Schutz Macht Einmischung

Zur Reichweite eines UNO-Konzepts

Der nach dem Kosovo-Krieg heftig umstrittene Begriff der "humanitären Intervention" wurde durch das so genannte "Prinzip der Schutzverantwortung" (Responsibility to Protect) abgelöst und von den Vereinten Nationen im Jahre 2005 anerkannt. Danach stehen zwar Prävention und Wiederaufbau im Vordergrund. Eine Kurzzusammenfassung dieses Konzepts finden Sie in der PDF-Datei, die Sie herunterladen können.

Andrea Behm erläutert das Konzept "Responsibility to Protect".

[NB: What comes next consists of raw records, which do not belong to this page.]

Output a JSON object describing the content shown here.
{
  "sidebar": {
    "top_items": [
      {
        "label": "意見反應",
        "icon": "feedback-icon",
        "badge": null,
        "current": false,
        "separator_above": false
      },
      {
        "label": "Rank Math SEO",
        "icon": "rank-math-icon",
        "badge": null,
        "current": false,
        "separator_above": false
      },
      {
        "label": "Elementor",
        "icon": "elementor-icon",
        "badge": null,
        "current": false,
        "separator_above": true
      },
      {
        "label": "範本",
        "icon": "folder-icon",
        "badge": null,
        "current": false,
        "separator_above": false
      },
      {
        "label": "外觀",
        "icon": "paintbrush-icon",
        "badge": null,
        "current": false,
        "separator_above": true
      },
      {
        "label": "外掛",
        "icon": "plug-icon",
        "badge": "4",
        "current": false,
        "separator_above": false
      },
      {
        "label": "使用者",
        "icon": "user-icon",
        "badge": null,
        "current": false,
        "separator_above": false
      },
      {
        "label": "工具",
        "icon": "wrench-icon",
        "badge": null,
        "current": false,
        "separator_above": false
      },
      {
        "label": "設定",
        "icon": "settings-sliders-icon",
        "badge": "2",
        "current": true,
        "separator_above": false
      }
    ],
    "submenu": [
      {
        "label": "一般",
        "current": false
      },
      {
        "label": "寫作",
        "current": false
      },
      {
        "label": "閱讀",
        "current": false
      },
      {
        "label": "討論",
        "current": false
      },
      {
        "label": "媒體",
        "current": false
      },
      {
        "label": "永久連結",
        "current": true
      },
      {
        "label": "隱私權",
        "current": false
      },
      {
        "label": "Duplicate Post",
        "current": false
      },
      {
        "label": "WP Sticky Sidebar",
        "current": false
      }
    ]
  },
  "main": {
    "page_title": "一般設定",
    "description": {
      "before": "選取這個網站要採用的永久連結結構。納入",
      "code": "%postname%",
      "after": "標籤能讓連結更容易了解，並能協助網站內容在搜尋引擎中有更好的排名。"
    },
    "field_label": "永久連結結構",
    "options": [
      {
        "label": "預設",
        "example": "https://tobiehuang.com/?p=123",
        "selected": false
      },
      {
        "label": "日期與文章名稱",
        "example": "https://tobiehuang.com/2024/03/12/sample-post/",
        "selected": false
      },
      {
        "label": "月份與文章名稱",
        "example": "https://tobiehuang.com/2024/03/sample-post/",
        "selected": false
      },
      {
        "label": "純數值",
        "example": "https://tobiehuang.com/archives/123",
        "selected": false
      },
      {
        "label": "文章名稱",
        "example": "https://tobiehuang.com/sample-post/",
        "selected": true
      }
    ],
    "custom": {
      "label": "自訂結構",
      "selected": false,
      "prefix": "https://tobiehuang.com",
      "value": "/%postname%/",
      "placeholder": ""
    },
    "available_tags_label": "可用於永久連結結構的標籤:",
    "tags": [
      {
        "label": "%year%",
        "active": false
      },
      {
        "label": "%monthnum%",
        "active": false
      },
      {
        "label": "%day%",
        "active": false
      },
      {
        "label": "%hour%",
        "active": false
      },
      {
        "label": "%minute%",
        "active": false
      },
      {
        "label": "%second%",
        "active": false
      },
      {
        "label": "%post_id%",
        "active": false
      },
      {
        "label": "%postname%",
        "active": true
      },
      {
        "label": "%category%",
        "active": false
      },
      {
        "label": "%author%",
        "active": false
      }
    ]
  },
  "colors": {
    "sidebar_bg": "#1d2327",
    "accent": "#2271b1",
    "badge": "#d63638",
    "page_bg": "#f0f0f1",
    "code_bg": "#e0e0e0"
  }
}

Gleichzeitig aber wird die internationale Staatengemeinschaft in die Pflicht genommen, bei gravierenden Menschenrechtsverletzungen gegebenenfalls auch gewaltsam einzugreifen. Damit wird ein Ausweg aus dem Konflikt zwischen humanitär gebotenem Menschenrechtsschutz und völkerrechtlich zwingendem Gewaltverzicht versucht.

Wie aber kann die Quadratur des Kreises gelingen? Kann das hohe moralische Ziel des Menschenrechtsschutzes nicht zur Tarnung eines Kolonialismus benutzt werden? Werden Verantwortung und Hilfe nicht von machtpolitischen, wirtschaftlichen und strategischen Eigeninteressen überlagert und schlagen dann schnell in Einmischung und Entmachtung um?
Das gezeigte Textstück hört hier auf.